L I T T L E   I T A L Y
N E I G H B O R S   A S S O C I A T I O N   ( L I N A )



t e n e m e n t s


Tenements are to Little Italy what brownstones are to the Upper West Side. Lining the area's streets and sheltering the majority of its residents, they give the area its distinctive architectural character.

Little Italy's tenements are a mix of pre-Law, Old Law and New Law models, the different categories indicating their dates of construction and, accordingly, their varying designs. Developments in tenement design over the nineteenth and early twentieth centuries reflect choices made by landlords, architects, legislators and social reformers, groups whose disparate interests converged in seeking to house the lower classes.

Until the mid-nineteenth century, New York City's poor lived in squatter shacks or rundown older buildings divided up into small cubicles. The latter group of structures, referred to derisively as "rookeries," were notoriously cramped, unhygenic, and poorly ventilated -- architectural proof of their landlords' desire to "stow the greatest number of human beings in the smallest space."

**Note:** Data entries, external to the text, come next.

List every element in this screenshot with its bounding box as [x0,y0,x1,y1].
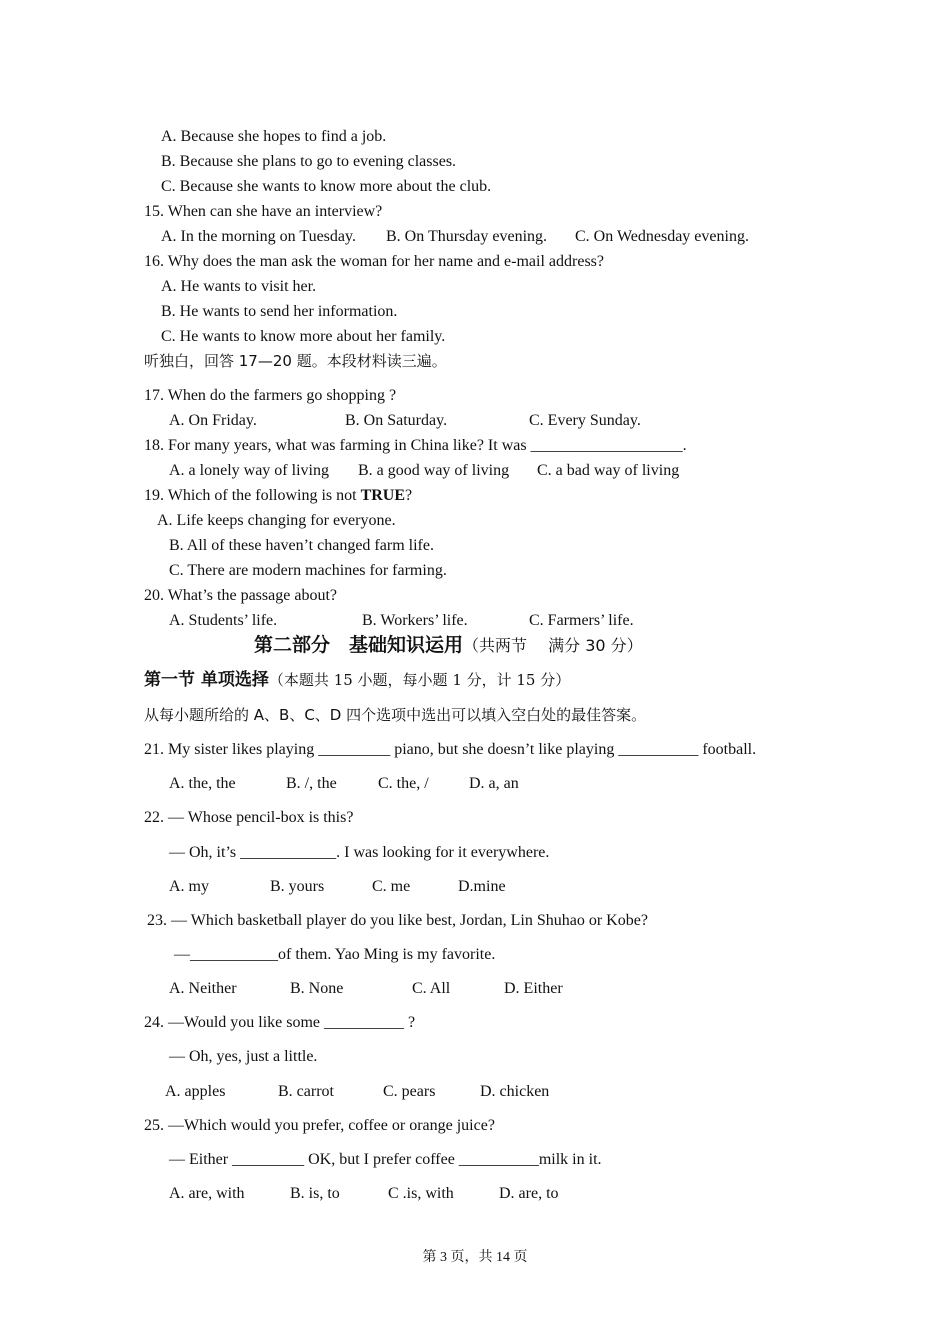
q14-option-b: B. Because she plans to go to evening classes. [161,153,457,170]
section1-heading [144,669,570,692]
q22-option-c: C. me [372,878,411,895]
q24-stem: 24. —Would you like some __________ ? [144,1014,416,1031]
q20-stem: 20. What’s the passage about? [144,587,337,604]
q22-reply: — Oh, it’s ____________. I was looking for it everywhere. [169,844,550,861]
q20-option-b: B. Workers’ life. [362,612,468,629]
q16-option-c: C. He wants to know more about her family. [161,328,446,345]
q19-option-b: B. All of these haven’t changed farm life. [169,537,434,554]
section1-title: 第一节 单项选择 [144,670,269,690]
q22-option-d: D.mine [458,878,506,895]
q21-stem: 21. My sister likes playing _________ piano, but she doesn’t like playing __________ football. [144,741,757,758]
q18-stem: 18. For many years, what was farming in China like? It was ___________________. [144,437,687,454]
q25-option-d: D. are, to [499,1185,559,1202]
q19-option-a: A. Life keeps changing for everyone. [157,512,396,529]
q18-option-a: A. a lonely way of living [169,462,329,479]
q14-option-c: C. Because she wants to know more about the club. [161,178,492,195]
q24-option-a: A. apples [165,1083,226,1100]
q23-reply: —___________of them. Yao Ming is my favorite. [174,946,496,963]
part2-title: 第二部分 基础知识运用 [254,634,464,656]
q14-option-a: A. Because she hopes to find a job. [161,128,387,145]
q19-stem [144,486,412,506]
q24-option-b: B. carrot [278,1083,334,1100]
q25-option-a: A. are, with [169,1185,245,1202]
q25-option-b: B. is, to [290,1185,340,1202]
q24-reply: — Oh, yes, just a little. [169,1048,318,1065]
q18-option-b: B. a good way of living [358,462,510,479]
part2-heading [254,633,643,659]
q22-stem: 22. — Whose pencil-box is this? [144,809,354,826]
page-footer: 第 3 页，共 14 页 [422,1250,528,1265]
monologue-instruction: 听独白，回答 17—20 题。本段材料读三遍。 [144,352,447,370]
q17-option-c: C. Every Sunday. [529,412,641,429]
q21-option-b: B. /, the [286,775,337,792]
q15-option-a: A. In the morning on Tuesday. [161,228,356,245]
q15-stem: 15. When can she have an interview? [144,203,383,220]
section1-note: （本题共 15 小题，每小题 1 分，计 15 分） [268,671,571,689]
q25-stem: 25. —Which would you prefer, coffee or orange juice? [144,1117,495,1134]
q21-option-a: A. the, the [169,775,236,792]
q19-stem-pre: 19. Which of the following is not [144,487,361,504]
q18-option-c: C. a bad way of living [537,462,680,479]
q22-option-b: B. yours [270,878,325,895]
q25-reply: — Either _________ OK, but I prefer coffee __________milk in it. [169,1151,602,1168]
q23-option-c: C. All [412,980,451,997]
q17-option-a: A. On Friday. [169,412,257,429]
q22-option-a: A. my [169,878,209,895]
q23-option-a: A. Neither [169,980,237,997]
q15-option-c: C. On Wednesday evening. [575,228,749,245]
q19-stem-post: ? [405,487,413,504]
q17-option-b: B. On Saturday. [345,412,448,429]
part2-note: （共两节 满分 30 分） [463,636,643,655]
q15-option-b: B. On Thursday evening. [386,228,548,245]
q16-option-a: A. He wants to visit her. [161,278,317,295]
q24-option-c: C. pears [383,1083,436,1100]
q23-option-b: B. None [290,980,344,997]
q21-option-d: D. a, an [469,775,519,792]
q16-stem: 16. Why does the man ask the woman for her name and e-mail address? [144,253,604,270]
q19-option-c: C. There are modern machines for farming. [169,562,447,579]
q17-stem: 17. When do the farmers go shopping ? [144,387,397,404]
q16-option-b: B. He wants to send her information. [161,303,398,320]
q25-option-c: C .is, with [388,1185,454,1202]
section1-instruction: 从每小题所给的 A、B、C、D 四个选项中选出可以填入空白处的最佳答案。 [144,706,647,724]
q20-option-a: A. Students’ life. [169,612,278,629]
q21-option-c: C. the, / [378,775,429,792]
q19-stem-bold: TRUE [360,487,406,504]
q20-option-c: C. Farmers’ life. [529,612,634,629]
q24-option-d: D. chicken [480,1083,550,1100]
q23-option-d: D. Either [504,980,563,997]
q23-stem: 23. — Which basketball player do you like best, Jordan, Lin Shuhao or Kobe? [147,912,648,929]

By the second half of the nineteenth century, with the steady growth in immigration, land speculators erected new buildings specifically to house poor arrivals to the city. Known as tenements, the basic elements of their design were dictated by practical structural constraints and the convention of the 25-by-100-foot building lot. From four to six stories tall, they grouped four apartments to a floor, whose dark, unventilated interior rooms connected like cars on a train (hence the expression "railroad flat").

In an effort to improve living conditions, the city passed its first comprehensive housing law in 1867: the Tenement House Act. For the first time, the tenement was legally defined and regulated. Among other improvements, tenements were required to be equipped with fire escapes and toilets (at least one for every twenty tenants).

A decade later, the Tenement House Act of 1879 inaugurated the reign of the dumbbell tenement, so called for its distinctive shape when seen from above. The exterior walls of such buildings are indented between the front and back apartments, creating air shafts between adjacent buildings. Thousands of dumbbell tenements were erected in Little Italy and the Lower East Side, as exemplified by the few blocks shown on this old land map.